Under bill A1578, individuals who perform trucking services are considered employees unless and until it is shown otherwise to the satisfaction of the Department of Labor and Workforce Development.
Assemblyman John Wisniewski (D-19) of Sayreville, the bill’s prime sponsor, described deliberate misclassification as “a growing trend.” He said the federal government estimates that misclassification by employers could cost it $7 billion over the next 10 years, largely because they avoid having to pay employment taxes, such as Social Security and Medicare.
New Jersey has also been a victim, he said. In 2005, the state missed out on $625 million in tax revenue because of misclassification.
Wisniewski said the bill is about protecting businesses that “play by the rules.”
“It is not an attack on the trucking industry,” he said. “This is about fiscal responsibility.”
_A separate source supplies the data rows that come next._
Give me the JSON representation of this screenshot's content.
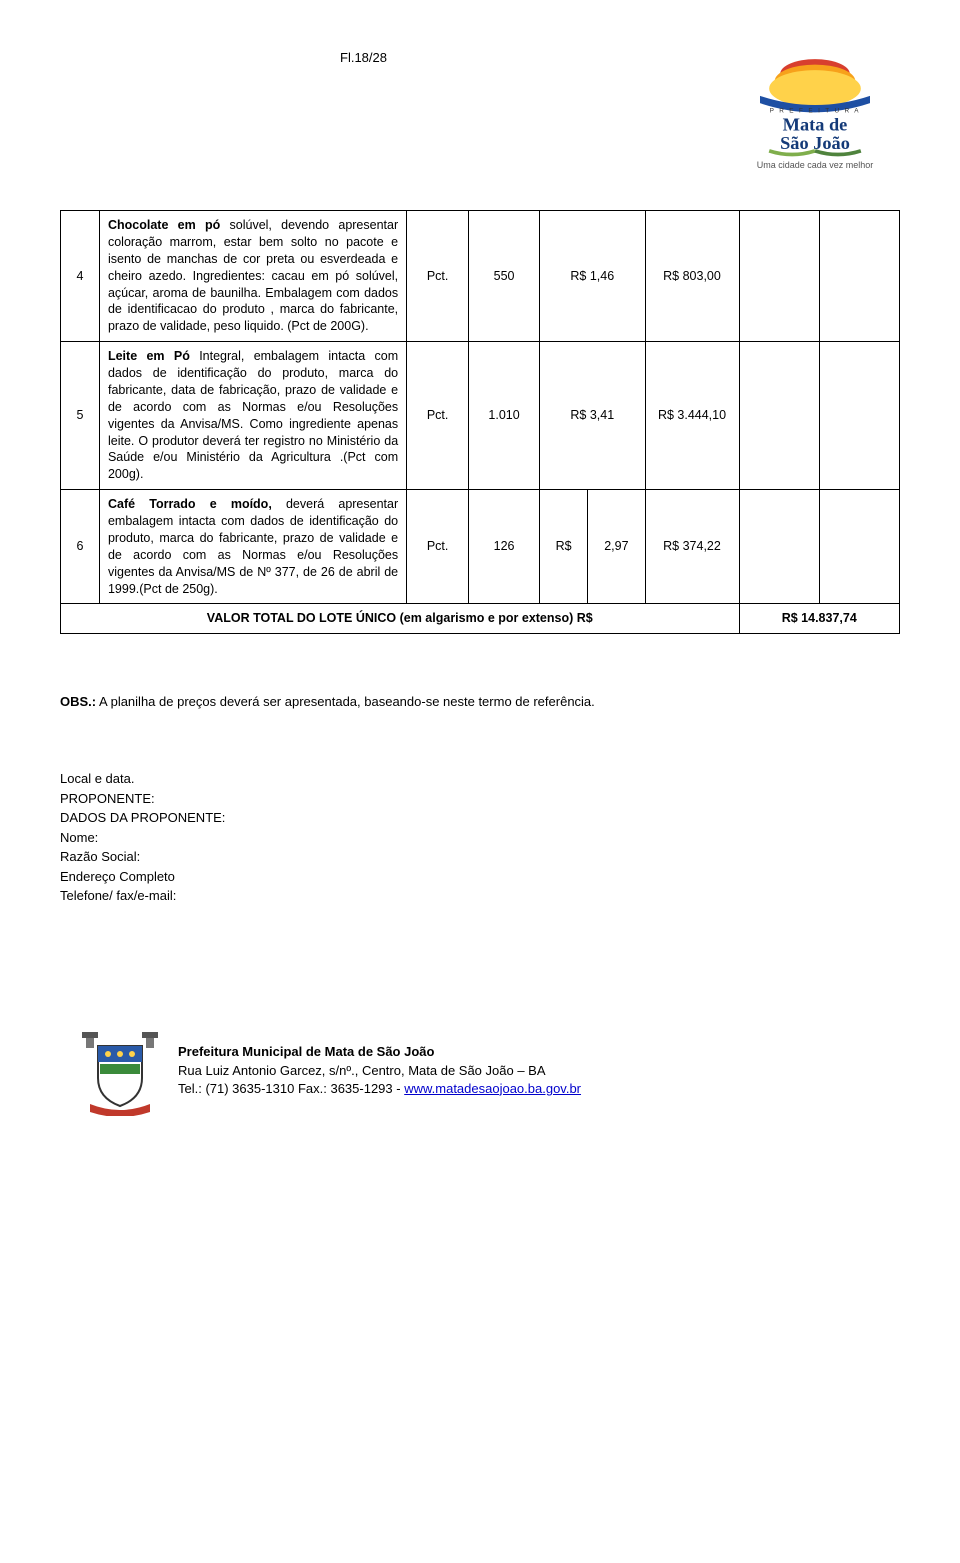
{
  "page_label": "Fl.18/28",
  "logo": {
    "top_text": "P R E F E I T U R A",
    "name_line1": "Mata de",
    "name_line2": "São João",
    "tagline": "Uma cidade cada vez melhor",
    "colors": {
      "red": "#d83f2e",
      "orange": "#f7a11b",
      "yellow": "#ffd24a",
      "blue": "#1e4fa3",
      "dark_blue": "#143a78",
      "green1": "#7fae4c",
      "green2": "#4f833d"
    }
  },
  "rows": [
    {
      "idx": "4",
      "desc": "Chocolate em pó solúvel, devendo apresentar coloração marrom, estar bem solto no pacote e isento de manchas de cor preta ou esverdeada e cheiro azedo. Ingredientes: cacau em pó solúvel, açúcar, aroma de baunilha. Embalagem com dados de identificacao do produto , marca do fabricante, prazo de validade, peso liquido. (Pct de 200G).",
      "bold_prefix": "Chocolate em pó",
      "unit": "Pct.",
      "qty": "550",
      "unit_price": "R$ 1,46",
      "total_price": "R$ 803,00"
    },
    {
      "idx": "5",
      "desc": "Leite em Pó Integral, embalagem intacta com dados de identificação do produto, marca do fabricante, data de fabricação, prazo de validade e de acordo com as Normas e/ou Resoluções vigentes da Anvisa/MS. Como ingrediente apenas leite. O produtor deverá ter registro no Ministério da Saúde e/ou Ministério da Agricultura .(Pct com 200g).",
      "bold_prefix": "Leite em Pó",
      "unit": "Pct.",
      "qty": "1.010",
      "unit_price": "R$ 3,41",
      "total_price": "R$ 3.444,10"
    },
    {
      "idx": "6",
      "desc": "Café Torrado e moído, deverá apresentar embalagem intacta com dados de identificação do produto, marca do fabricante, prazo de validade e de acordo com as Normas e/ou Resoluções vigentes da Anvisa/MS de Nº 377, de 26 de abril de 1999.(Pct de 250g).",
      "bold_prefix": "Café Torrado e moído,",
      "unit": "Pct.",
      "qty": "126",
      "unit_price_parts": [
        "R$",
        "2,97"
      ],
      "total_price": "R$ 374,22"
    }
  ],
  "total_label": "VALOR TOTAL DO LOTE ÚNICO (em algarismo e por extenso) R$",
  "total_value": "R$ 14.837,74",
  "obs_label": "OBS.:",
  "obs_text": " A planilha de preços deverá ser apresentada, baseando-se neste termo de referência.",
  "proponent": {
    "l1": "Local e data.",
    "l2": "PROPONENTE:",
    "l3": "DADOS DA PROPONENTE:",
    "l4": "Nome:",
    "l5": "Razão Social:",
    "l6": "Endereço Completo",
    "l7": "Telefone/ fax/e-mail:"
  },
  "footer": {
    "org": "Prefeitura Municipal de Mata de São João",
    "addr": "Rua Luiz Antonio Garcez, s/nº., Centro, Mata de São João – BA",
    "tel_prefix": "Tel.: (71) 3635-1310 Fax.: 3635-1293 - ",
    "url": "www.matadesaojoao.ba.gov.br"
  }
}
But several groups disagreed. Several trucking and shipping companies, including Maersk Inc. and NYSA, said the legislation will result in negative economic consequences, in the form of higher trucking fees that could cause an interruption in service.
However, Assemblyman Craig Coughlin seemed peeved when he wasn’t provided with specifics.
“You can’t tell me any specifics why or how,” he said, adding that the opponents are expecting him to just rely on general information before casting his vote.
Doug Morgante of Maersk Inc., based in Madison, simply said about the higher costs and service disruptions, “It’s reality.” He added he will provide Coughlin the information soon. But Coughlin responded, “I have to vote on this in a few minutes.”
Fred Potter, vice president of the International Brotherhood of Teamsters, said misclassification is a big problem. He said A1578 will help the state track down “unscrupulous employers.”
“This classification is rampant by the trucking industry to cut costs” he said, saying it amounts to “modern day sharecroppers.”
“The only people against this bill are ones who misuse or abuse their workers.”
Under the bill, an employer violates the provisions of the bill if it classifies or treats a worker who does not meet all three prongs of the three pronged test as an independent contractor. Those conditions include:
1. The individual has been and will continue to be free from control or direction over the performance of that service, both under his contract of service and in fact;
2. The service is either outside the usual course of the business for which the service is performed, or the service is performed outside of all the places of business of the employer for which the service is performed; and
3. The individual is customarily engaged in an independently established trade, occupation, profession or business.
The deliberate misclassification is considered a third-degree crime, with a maximum $15,000 fine, or imprisonment for not more than one year for a first offense. Subsequent offenses carry a $30,000 fine and a two-year imprisonment.
Finally, the bill makes it unlawful for an employer to take adverse action against any person who files a complaint or informs any person about an employer’s noncompliance with this act.
Assemblyman Jay Webber (R-26) of Morris Plains, said he would vote against the bill, saying, among other things, it could lead to expensive lawsuits against employers from various union groups.